Trump reiterates his call to deprive illegal migrants of due process

Donald trump on Monday again made an appeal to deprive illegal immigrants of their right to due process, arguing that people trying to cross the border should not be allowed to court or appear before a judge.

Trump’s sustained attacks on the American judicial system come amid extraordinary condemnation of his administration’s zero-tolerance enforcement policy at the southern border, which led to more than 2,300 children being separated from their families in recent months. Trump last week was pressured into halting his administration’s practice of separating families, in an abrupt reversal that overruled the views of his hardline advisers.

“Hiring many thousands of judges, and going through a long and complicated legal process, is not the way to go – will always be disfunctional [sic]. People must simply be stopped at the Border and told they cannot come into the U.S. illegally,” Trump said via Twitter on Monday. “Children brought back to their country……”

He continued in a second tweet: “If this is done, illegal immigration will be stopped in it’s [sic] tracks – and at very little, by comparison, cost. This is the only real answer – and we must continue to BUILD THE WALL!”

The statement is tantamount to a proposal for the suspension of law. But Sarah Sanders, the White House press secretary, defended the position and insisted a judge was not always required for due process to be observed.

“Virtually all Americans agree that it makes no sense that an illegal alien sets one foot on American soil and then they would go through a three- to five-year judicial process to be removed from the country,” she told reporters, though she did not providing polling data to back this claim.

“Thousands of illegal aliens are removed every month without seeing an immigration judge as a result of procedures in current law including voluntary removal and expedited removal. Just because you don’t see a judge doesn’t mean you aren’t receiving due process.”

Sanders said that Trump was focused on securing the borders and finding “a very legal and easy immigration process”, adding: “The president would certainly like to see more expedited removal.”

The question of due process compounds an already confusing situation as Republican lawmakers scrambled to build a consensus around immigration legislation, and federal agencies work to reunite migrant families separated under Trump’s policy, with many children now scattered across the US without their parents.

The Department of Homeland Security stated over the weekend that it had reunited 522 children with parents so far. The agency also claimed to have a “well coordinated” process for reuniting families, following chaos and confusion last week.

The Pentagon is preparing to temporarily house immigrants at two military bases.

In Texas on Monday, the Customs and Border Protection commissioner, Kevin McAleenan, said agents had temporarily stopped referring for criminal prosecution cases involving parents who crossed the US border illegally with their children.
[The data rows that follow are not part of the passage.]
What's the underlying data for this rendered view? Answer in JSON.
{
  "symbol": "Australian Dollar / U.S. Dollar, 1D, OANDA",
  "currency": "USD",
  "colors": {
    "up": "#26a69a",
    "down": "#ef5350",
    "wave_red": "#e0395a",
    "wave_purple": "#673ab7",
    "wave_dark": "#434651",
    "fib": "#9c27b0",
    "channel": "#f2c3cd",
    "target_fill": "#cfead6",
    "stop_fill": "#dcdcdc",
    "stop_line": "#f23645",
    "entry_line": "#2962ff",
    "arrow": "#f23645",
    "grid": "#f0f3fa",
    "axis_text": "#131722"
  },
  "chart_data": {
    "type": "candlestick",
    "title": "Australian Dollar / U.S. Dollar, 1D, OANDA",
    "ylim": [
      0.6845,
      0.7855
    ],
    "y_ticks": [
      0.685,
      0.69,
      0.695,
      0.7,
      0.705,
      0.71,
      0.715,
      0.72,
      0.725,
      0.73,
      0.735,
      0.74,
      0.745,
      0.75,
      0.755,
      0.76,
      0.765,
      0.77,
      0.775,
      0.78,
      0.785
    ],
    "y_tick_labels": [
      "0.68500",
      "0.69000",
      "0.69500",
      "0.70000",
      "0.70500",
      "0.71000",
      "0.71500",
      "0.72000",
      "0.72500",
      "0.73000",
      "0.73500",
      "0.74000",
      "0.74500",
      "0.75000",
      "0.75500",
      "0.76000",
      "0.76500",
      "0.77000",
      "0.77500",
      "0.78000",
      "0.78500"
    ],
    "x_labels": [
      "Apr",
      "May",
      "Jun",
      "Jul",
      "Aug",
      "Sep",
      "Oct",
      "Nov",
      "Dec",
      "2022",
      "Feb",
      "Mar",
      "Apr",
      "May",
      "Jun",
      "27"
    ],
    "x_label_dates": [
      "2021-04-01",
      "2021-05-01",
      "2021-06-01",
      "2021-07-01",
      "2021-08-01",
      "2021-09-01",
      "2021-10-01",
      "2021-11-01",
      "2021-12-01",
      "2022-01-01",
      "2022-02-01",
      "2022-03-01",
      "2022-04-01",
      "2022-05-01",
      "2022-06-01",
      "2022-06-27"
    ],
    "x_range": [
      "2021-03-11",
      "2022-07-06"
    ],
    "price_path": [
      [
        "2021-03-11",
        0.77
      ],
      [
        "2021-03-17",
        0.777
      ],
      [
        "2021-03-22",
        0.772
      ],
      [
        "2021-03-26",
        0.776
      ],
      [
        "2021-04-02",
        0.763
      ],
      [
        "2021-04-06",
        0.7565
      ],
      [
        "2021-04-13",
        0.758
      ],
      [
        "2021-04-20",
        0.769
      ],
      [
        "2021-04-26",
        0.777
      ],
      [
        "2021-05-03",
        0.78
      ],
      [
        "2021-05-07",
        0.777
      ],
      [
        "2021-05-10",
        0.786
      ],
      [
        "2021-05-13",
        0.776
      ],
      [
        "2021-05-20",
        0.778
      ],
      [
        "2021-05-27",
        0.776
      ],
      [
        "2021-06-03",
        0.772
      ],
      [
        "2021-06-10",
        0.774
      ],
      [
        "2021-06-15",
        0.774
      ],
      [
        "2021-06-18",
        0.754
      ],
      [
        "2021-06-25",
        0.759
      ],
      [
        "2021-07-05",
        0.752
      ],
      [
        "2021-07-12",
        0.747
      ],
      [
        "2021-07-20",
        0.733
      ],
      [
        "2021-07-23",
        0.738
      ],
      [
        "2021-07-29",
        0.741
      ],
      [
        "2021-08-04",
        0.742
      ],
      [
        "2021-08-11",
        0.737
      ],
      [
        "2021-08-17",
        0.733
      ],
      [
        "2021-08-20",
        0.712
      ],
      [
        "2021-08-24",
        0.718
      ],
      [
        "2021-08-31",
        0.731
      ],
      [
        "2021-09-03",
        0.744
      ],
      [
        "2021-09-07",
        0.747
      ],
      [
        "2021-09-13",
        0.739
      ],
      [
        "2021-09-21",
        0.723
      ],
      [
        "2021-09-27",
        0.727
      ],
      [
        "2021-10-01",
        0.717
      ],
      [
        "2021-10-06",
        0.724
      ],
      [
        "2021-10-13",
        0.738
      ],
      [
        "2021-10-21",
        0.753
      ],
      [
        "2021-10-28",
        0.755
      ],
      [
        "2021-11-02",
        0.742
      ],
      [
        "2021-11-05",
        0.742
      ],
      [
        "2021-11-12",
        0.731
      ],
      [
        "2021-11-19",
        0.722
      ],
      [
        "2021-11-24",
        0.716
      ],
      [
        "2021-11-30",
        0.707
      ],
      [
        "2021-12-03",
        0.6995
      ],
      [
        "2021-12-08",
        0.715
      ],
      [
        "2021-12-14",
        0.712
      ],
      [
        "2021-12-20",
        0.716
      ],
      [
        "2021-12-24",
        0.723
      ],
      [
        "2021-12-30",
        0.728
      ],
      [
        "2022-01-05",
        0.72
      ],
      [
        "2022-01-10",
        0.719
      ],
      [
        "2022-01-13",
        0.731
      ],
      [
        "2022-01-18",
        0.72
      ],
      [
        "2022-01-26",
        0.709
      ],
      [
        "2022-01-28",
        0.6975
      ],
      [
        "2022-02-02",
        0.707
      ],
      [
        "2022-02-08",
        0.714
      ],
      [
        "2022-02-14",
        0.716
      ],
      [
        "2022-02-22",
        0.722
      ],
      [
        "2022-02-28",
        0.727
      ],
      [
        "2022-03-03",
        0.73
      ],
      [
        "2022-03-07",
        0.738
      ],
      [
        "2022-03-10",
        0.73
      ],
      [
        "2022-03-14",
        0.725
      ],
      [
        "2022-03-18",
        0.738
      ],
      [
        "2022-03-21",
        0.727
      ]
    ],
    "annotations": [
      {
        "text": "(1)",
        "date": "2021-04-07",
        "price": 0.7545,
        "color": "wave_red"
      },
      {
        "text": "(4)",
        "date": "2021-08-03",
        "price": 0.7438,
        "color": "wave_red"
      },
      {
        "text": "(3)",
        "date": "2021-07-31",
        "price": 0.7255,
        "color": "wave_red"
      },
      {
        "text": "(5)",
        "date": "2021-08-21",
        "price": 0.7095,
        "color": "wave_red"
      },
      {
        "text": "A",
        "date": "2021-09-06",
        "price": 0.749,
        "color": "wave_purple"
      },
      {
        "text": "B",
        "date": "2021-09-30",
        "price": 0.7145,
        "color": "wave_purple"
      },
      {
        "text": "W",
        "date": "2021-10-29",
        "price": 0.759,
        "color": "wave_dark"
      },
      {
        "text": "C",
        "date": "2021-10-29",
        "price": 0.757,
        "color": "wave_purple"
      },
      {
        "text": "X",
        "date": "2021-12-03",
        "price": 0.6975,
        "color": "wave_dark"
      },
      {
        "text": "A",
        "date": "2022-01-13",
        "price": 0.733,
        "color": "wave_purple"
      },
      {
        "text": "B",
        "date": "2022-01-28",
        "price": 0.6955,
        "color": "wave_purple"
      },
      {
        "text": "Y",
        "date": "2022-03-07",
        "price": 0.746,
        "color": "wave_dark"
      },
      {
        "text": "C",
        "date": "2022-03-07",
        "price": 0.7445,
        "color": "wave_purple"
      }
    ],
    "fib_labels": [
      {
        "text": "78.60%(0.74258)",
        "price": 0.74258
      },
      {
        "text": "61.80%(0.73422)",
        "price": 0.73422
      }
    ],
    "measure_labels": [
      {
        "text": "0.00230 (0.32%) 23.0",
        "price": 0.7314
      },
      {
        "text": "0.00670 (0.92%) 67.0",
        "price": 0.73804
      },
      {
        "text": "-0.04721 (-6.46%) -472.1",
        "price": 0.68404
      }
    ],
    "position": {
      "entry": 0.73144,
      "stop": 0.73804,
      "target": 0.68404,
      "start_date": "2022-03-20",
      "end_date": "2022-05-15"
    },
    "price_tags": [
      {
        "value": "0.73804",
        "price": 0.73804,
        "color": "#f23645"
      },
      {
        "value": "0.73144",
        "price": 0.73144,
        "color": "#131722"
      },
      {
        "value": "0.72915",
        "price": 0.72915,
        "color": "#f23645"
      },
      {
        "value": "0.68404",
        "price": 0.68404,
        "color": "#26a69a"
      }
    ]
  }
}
He said the zero-tolerance policy remained in effect but that halting prosecutions in these instances was necessary to comply with Trump’s executive order.

The House is preparing to vote this week on a broad Republican immigration bill that is expected to fall short amid Democratic opposition and a lack of consensus among GOP lawmakers on how restrictive US immigration laws should be.
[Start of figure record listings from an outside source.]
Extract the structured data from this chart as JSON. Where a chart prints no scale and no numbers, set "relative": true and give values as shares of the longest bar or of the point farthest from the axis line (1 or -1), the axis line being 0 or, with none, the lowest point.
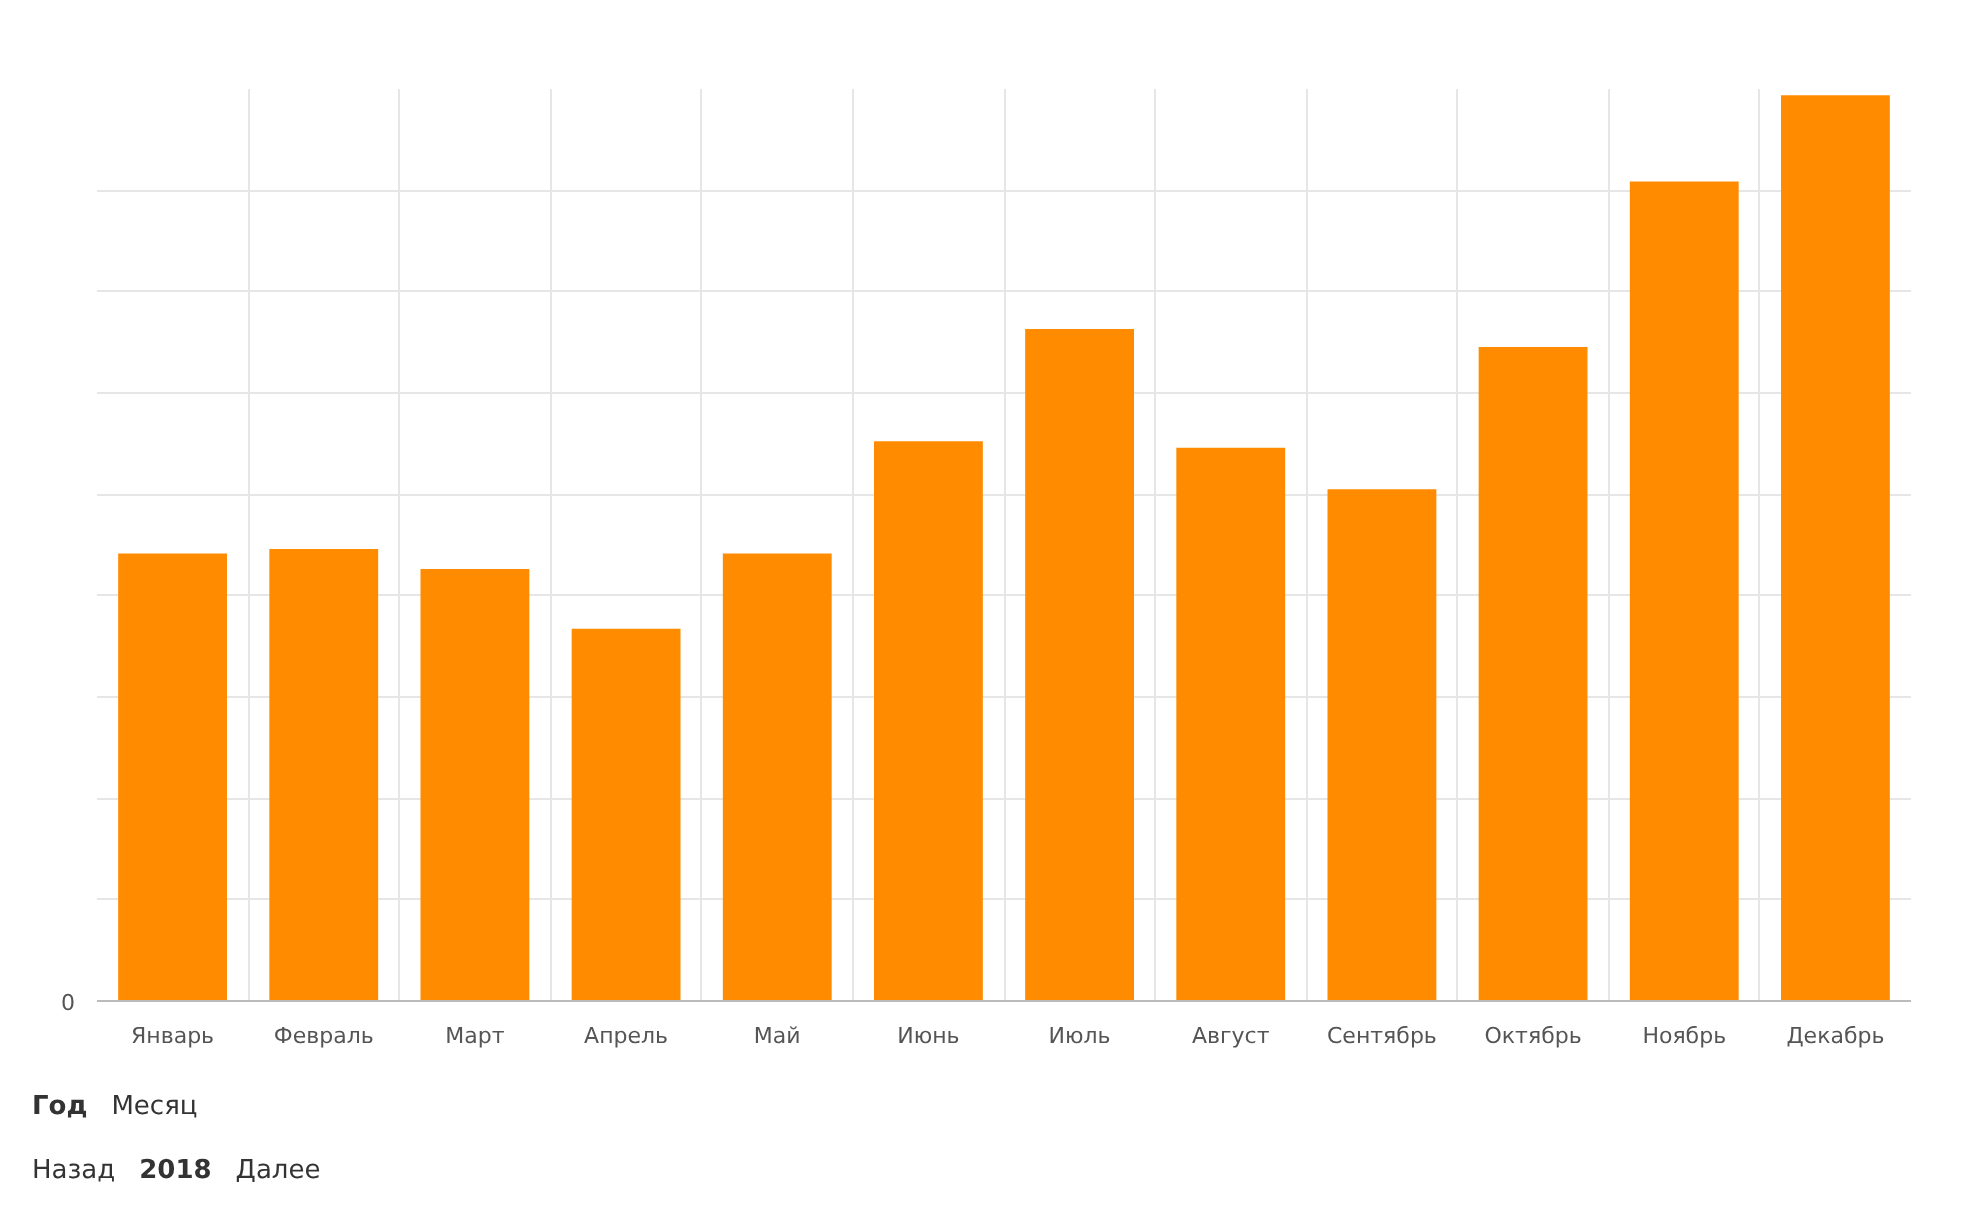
{
  "chart_data": {
    "type": "bar",
    "relative": true,
    "categories": [
      "Январь",
      "Февраль",
      "Март",
      "Апрель",
      "Май",
      "Июнь",
      "Июль",
      "Август",
      "Сентябрь",
      "Октябрь",
      "Ноябрь",
      "Декабрь"
    ],
    "values": [
      0.494,
      0.499,
      0.477,
      0.411,
      0.494,
      0.618,
      0.742,
      0.611,
      0.565,
      0.722,
      0.905,
      1
    ],
    "color": "#ff8c00",
    "grid": true,
    "annotations": [
      "0",
      "Год",
      "Месяц",
      "Назад",
      "2018",
      "Далее"
    ]
  }
}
The legislation attempts to resolve twin crises created by Trump: it seeks to provide a pathway to citizenship for young undocumented immigrants, known as Dreamers, who were brought to the US as children; and to end the practice of separating families at the border. The bill would also give Trump $25bn funding towards building his border wall and impose new restrictions on legal immigration.

Mark Meadows, the chairman of the conservative House Freedom Caucus, said lawmakers continued negotiations on the immigration proposal over the weekend.

But asked what he expected would happen when it came up for a vote this week, Meadows told Fox & Friends: “I would think fail right now.”

On Monday, Sanders echoed Trump’s attempts to shift the blame to his political opponents. Democrats, she said, had made it very clear they did not want to work with the president and did not want to fix the immigration system. “They’d rather have open borders and rampant crime,” she alleged.